Un prix pour une nouvelle Europe
Le Souverain pontife a été récompensé pour son implication en faveur de l’Europe, plus précisément pour “son message de paix et de compréhension” ainsi que “sa compassion, sa tolérance, sa solidarité et son intégrité tout au long de son pontificat”, souligne le comité exécutif du prix. D’emblée, le Saint-Père, qui n’accepte pas en général de recevoir ce type de prix, a voulu préciser dans son discours de remerciement qu’il dédiait “le prestigieux Prix” à toute l’Europe, voyant ce moment “non pas comme un geste de célébration” mais comme une belle occasion de “souhaiter ensemble un élan nouveau et courageux à ce cher continent”.
Nous sommes dans la ligne de son discours prononcé à Strasbourg, en novembre 2014, où il avait dressé le portrait d’une “Europe fatiguée et vieillie” dans un monde “toujours plus interconnecté et globalisé, et de moins en moins eurocentrique”. Cette Europe, a repris le pape ce vendredi 6 mai, a besoin de “prendre un peu de distance par rapport au présent pour écouter la voix” de ses ancêtres – les Pères fondateurs de l’Europe – qui “ont eu l’audace non seulement de rêver d’Europe, et osé transformer radicalement les modèles qui ne provoquaient que violence et destruction”.

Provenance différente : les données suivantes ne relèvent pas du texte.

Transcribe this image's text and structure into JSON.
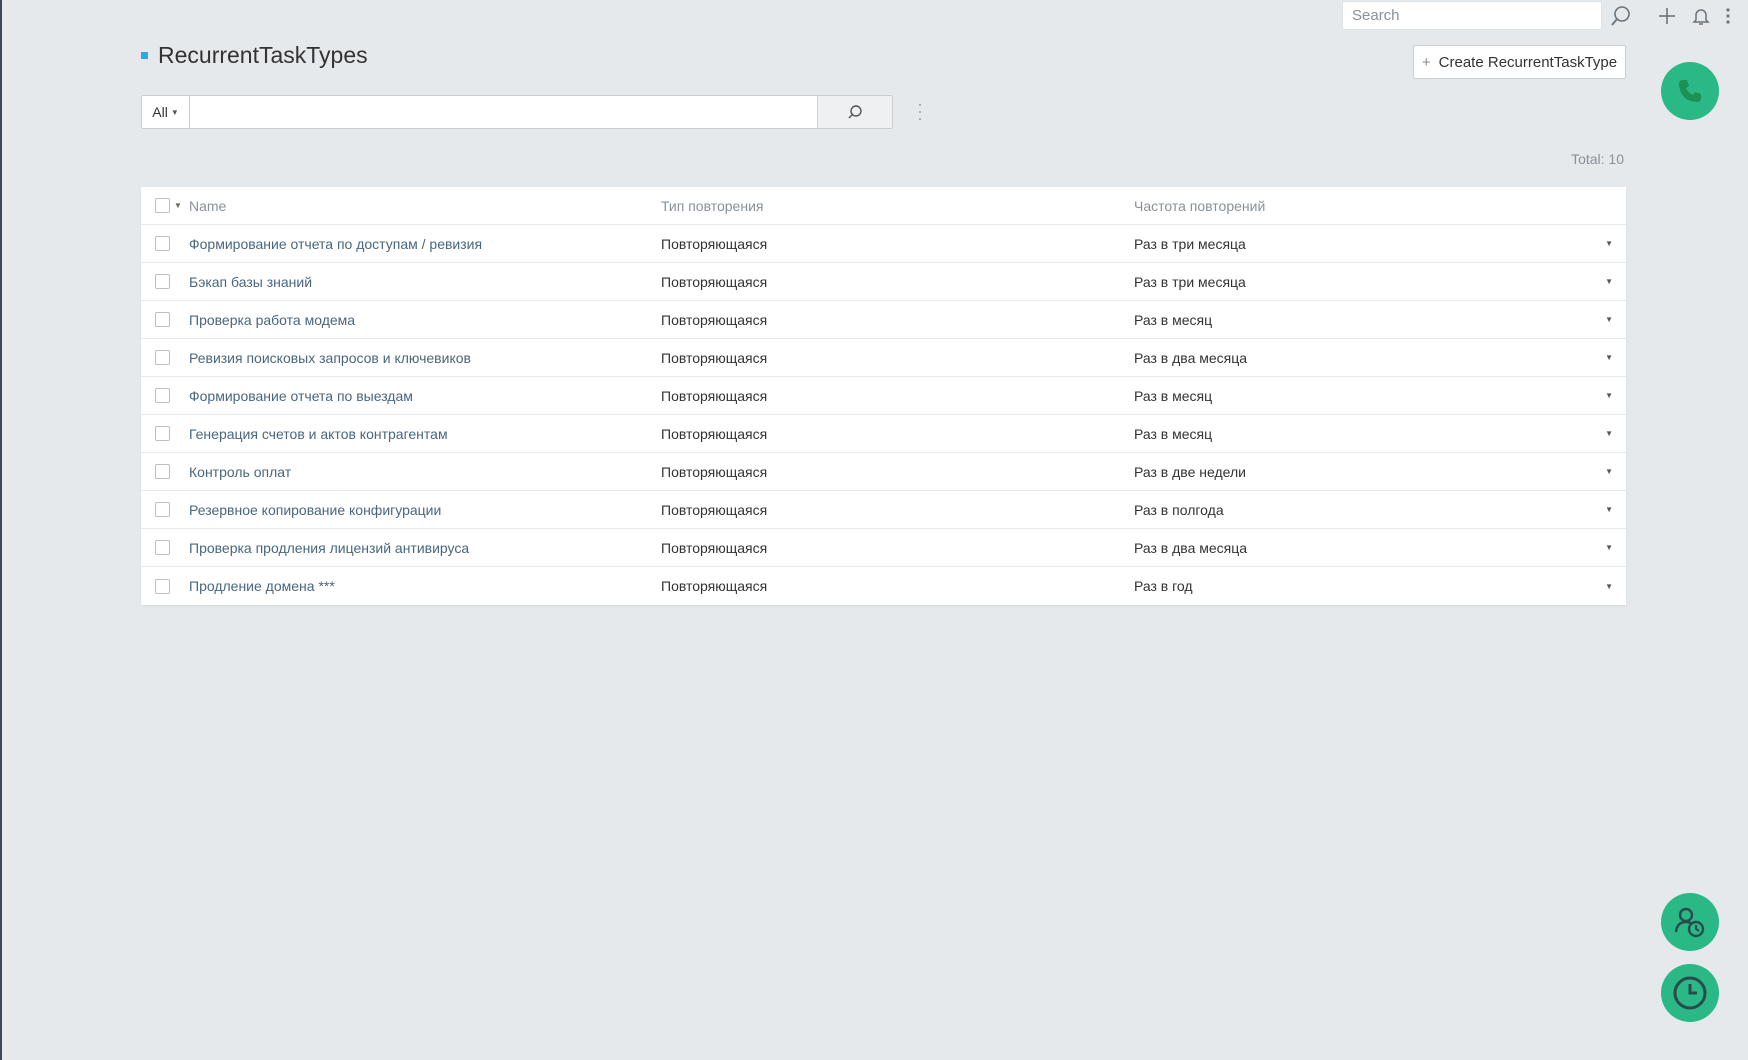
{
  "topbar": {
    "search_placeholder": "Search",
    "icons": [
      "search-icon",
      "plus-icon",
      "bell-icon",
      "kebab-menu-icon"
    ]
  },
  "header": {
    "title": "RecurrentTaskTypes",
    "create_label": "Create RecurrentTaskType"
  },
  "filter": {
    "select_value": "All",
    "input_value": "",
    "total_label": "Total:",
    "total_value": "10"
  },
  "table": {
    "columns": [
      "Name",
      "Тип повторения",
      "Частота повторений"
    ],
    "rows": [
      {
        "name": "Формирование отчета по доступам / ревизия",
        "type": "Повторяющаяся",
        "freq": "Раз в три месяца"
      },
      {
        "name": "Бэкап базы знаний",
        "type": "Повторяющаяся",
        "freq": "Раз в три месяца"
      },
      {
        "name": "Проверка работа модема",
        "type": "Повторяющаяся",
        "freq": "Раз в месяц"
      },
      {
        "name": "Ревизия поисковых запросов и ключевиков",
        "type": "Повторяющаяся",
        "freq": "Раз в два месяца"
      },
      {
        "name": "Формирование отчета по выездам",
        "type": "Повторяющаяся",
        "freq": "Раз в месяц"
      },
      {
        "name": "Генерация счетов и актов контрагентам",
        "type": "Повторяющаяся",
        "freq": "Раз в месяц"
      },
      {
        "name": "Контроль оплат",
        "type": "Повторяющаяся",
        "freq": "Раз в две недели"
      },
      {
        "name": "Резервное копирование конфигурации",
        "type": "Повторяющаяся",
        "freq": "Раз в полгода"
      },
      {
        "name": "Проверка продления лицензий антивируса",
        "type": "Повторяющаяся",
        "freq": "Раз в два месяца"
      },
      {
        "name": "Продление домена ***",
        "type": "Повторяющаяся",
        "freq": "Раз в год"
      }
    ]
  },
  "colors": {
    "accent": "#2bb887",
    "title_bullet": "#2ea9e0",
    "link": "#48677e",
    "background": "#e5e9ec"
  },
  "fabs": [
    "phone-icon",
    "users-icon",
    "clock-icon"
  ]
}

“Actualiser” en faisant mémoire du passé
Sous forme de trois questions, le Pape a pleuré la perte des grands idéaux qui ont inspiré l’Europe et constituait “sa force attractive” : “Que t’est-il arrivé, Europe humaniste, paladin des droits de l’Homme, de la démocratie et de la liberté ? Que t’est-il arrivé, Europe terre de poètes, de philosophes, d’artistes, de musiciens, d’hommes de lettres ? Que t’est-il arrivé, Europe mère de peuples et de nations, mère de grands hommes et de grandes femmes qui ont su défendre et donner leur vie pour la dignité de leurs frères ?”. Aujourd’hui, “ces projets ne sont pas dépassés : ils inspirent plus que jamais, à construire des ponts et à abattre des murs”.
Le Saint-Père a alors lancé un nouveau défi à l’Europe : accepter avec détermination cette “transfusion de la mémoire” et se servir de “ses acquis”, pour “actualiser l’idée d’une Europe capable de donner naissance à un nouvel humanisme fondé sur trois capacités : la capacité d’intégrer, la capacité de dialoguer et la capacité de générer”. Et “actualiser” pour le Pape, ce n’est pas “se contenter de petites retouches esthétiques ou de compromis bancals pour corriger quelques traités”, mais “poser courageusement de nouvelles bases”.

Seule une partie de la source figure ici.